Mas o mais interessante não é isso. O mais revelador é que, assim como na mídia, o valor está migrando. Não está mais no conteúdo produzido, mas na infraestrutura que permite a produção. A Microsoft não quer vender editores de texto ou pacotes de desenvolvimento. Ela quer ser o tecido invisível onde toda criação acontece. A visão é tornar-se como a eletricidade. Invisível, indispensável e, acima de tudo, ubíqua. Assim como o YouTube não cria vídeos, mas lucra com bilhões de uploads diários, a Microsoft quer ser o ambiente onde qualquer pessoa, programadora ou não, pode transformar uma ideia em software funcional. Isso desloca o eixo do poder. O programador já não é mais o detentor da mágica. Ele é, no máximo, um orquestrador do sistema.
E esse movimento carrega uma ironia. Em nome da produtividade, estamos automatizando justamente as tarefas que antes justificavam a existência da profissão. Debugar código? A IA faz. Preencher boilerplate? A IA faz. Traduzir requisitos básicos em funções simples? A IA faz. Como consequência, o programador que dominava o detalhe técnico, mas era incapaz de pensar sistemicamente, começa a perder relevância.
É a repetição da história: o redator que escrevia bem, mas não entendia de SEO, redes sociais ou cultura de comunidade, foi atropelado pela lógica algorítmica. Não é a qualidade do texto que importa. É o engajamento. No código, não será diferente. A elegância da função não importa, se ela não resolver um problema real, com impacto mensurável.
Por isso, as competências valorizadas começam a migrar. Antes, era preciso saber tudo de frameworks, bibliotecas e sintaxe. Programar virou coisa de amador, agora, é preciso saber como as pessoas pensam, o que desejam, onde sentem dor, e como o software pode aliviar essa dor sem criar outra.
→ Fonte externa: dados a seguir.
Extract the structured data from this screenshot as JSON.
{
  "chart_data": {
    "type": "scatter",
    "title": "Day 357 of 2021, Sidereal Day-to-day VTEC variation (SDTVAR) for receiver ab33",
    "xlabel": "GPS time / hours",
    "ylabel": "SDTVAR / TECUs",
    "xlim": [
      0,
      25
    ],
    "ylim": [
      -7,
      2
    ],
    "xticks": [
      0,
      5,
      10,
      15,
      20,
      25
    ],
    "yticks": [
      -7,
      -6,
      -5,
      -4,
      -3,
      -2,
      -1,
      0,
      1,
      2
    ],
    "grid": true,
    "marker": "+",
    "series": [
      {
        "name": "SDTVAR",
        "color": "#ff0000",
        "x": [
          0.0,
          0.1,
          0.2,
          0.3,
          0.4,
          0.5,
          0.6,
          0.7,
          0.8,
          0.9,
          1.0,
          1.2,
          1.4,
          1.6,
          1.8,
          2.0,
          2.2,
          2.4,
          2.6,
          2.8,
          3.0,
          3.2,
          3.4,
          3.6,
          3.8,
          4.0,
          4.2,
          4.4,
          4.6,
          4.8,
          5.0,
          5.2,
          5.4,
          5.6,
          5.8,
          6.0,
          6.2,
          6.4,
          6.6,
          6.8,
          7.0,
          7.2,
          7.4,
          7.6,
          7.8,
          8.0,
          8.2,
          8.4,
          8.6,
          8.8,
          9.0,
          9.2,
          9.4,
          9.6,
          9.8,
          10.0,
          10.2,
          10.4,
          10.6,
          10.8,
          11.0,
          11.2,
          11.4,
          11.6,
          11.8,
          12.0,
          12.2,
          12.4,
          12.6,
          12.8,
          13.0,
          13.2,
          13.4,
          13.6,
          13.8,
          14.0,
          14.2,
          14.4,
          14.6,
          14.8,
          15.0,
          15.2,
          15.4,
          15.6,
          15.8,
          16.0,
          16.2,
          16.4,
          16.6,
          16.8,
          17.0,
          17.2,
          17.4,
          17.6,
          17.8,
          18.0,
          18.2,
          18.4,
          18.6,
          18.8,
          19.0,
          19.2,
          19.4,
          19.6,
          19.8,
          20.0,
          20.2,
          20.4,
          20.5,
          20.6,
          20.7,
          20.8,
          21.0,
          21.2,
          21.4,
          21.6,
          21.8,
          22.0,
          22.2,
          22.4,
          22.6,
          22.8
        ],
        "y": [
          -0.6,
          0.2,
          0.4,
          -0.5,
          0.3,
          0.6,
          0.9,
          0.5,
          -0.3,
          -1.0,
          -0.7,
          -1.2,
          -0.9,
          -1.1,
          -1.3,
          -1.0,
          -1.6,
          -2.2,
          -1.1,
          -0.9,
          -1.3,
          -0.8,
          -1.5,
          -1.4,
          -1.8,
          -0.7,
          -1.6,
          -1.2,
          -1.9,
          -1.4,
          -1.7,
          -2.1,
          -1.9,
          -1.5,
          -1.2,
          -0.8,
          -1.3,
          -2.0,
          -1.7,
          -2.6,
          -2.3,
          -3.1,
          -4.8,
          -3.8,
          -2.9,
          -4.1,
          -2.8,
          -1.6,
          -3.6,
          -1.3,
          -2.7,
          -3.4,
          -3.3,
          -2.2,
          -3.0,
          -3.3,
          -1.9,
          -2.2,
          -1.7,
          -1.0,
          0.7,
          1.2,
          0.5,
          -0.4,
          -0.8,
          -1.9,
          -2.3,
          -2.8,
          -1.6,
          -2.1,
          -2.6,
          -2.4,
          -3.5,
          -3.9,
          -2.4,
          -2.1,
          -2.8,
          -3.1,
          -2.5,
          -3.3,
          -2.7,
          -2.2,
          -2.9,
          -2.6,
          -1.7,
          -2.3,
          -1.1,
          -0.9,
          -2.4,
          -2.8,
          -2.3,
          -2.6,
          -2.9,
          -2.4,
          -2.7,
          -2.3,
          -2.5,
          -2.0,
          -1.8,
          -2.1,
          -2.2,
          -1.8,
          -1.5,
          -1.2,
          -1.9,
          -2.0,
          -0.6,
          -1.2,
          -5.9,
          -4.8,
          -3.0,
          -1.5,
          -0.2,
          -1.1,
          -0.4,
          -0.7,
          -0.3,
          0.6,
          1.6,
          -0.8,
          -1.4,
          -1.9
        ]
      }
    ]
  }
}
A busca é pelo profissional que traga clareza diante do caos. Que entenda de sistemas, comportamentos, cultura e poder. A curiosidade tem que ser patológica. Que encare a IA como aliada, não como substituta. Que saiba moldar agentes inteligentes com consciência dos impactos sociais. Que construa, antes de qualquer linha de código, uma pergunta relevante. O desenvolvedor que apenas executa será substituído. O que formula a pergunta, não.
Estamos, portanto, diante de uma transição de identidade. A profissão do futuro não é a do engenheiro que escreve código impecável. É a do engenheiro-antropólogo, do designer-ético, do gestor de produto com visão sistêmica e repertório filosófico. A IA pode escrever, mas não pode compreender o contexto. Pode sugerir, mas não pode sentir. Pode responder, mas não pode decidir o que é certo. Por isso, paradoxalmente, quanto mais avançada a automação, mais valiosa a intuição humana. O futuro do desenvolvimento dos negócios não será técnico. Será civilizacional.
Esse processo, claro, não é linear. Nem pacífico. Mas é inevitável. A inteligência artificial está transformando o software no que a web 2.0 fez com o conteúdo: um fluxo contínuo de criação pulverizada, em que a infraestrutura vale mais do que o criador. A diferença entre ser autor e ser ferramenta será cada vez mais tênue. E isso exige uma nova mentalidade. Menos obcecada com o “como” e mais interessada no “porquê”. O código será commodity. A visão sistêmica, o novo core skill. Quem não entender isso continuará acreditando que o mundo ainda precisa de digitadores, sem perceber que todos ao seu redor já estão falando com as máquinas em linguagem natural.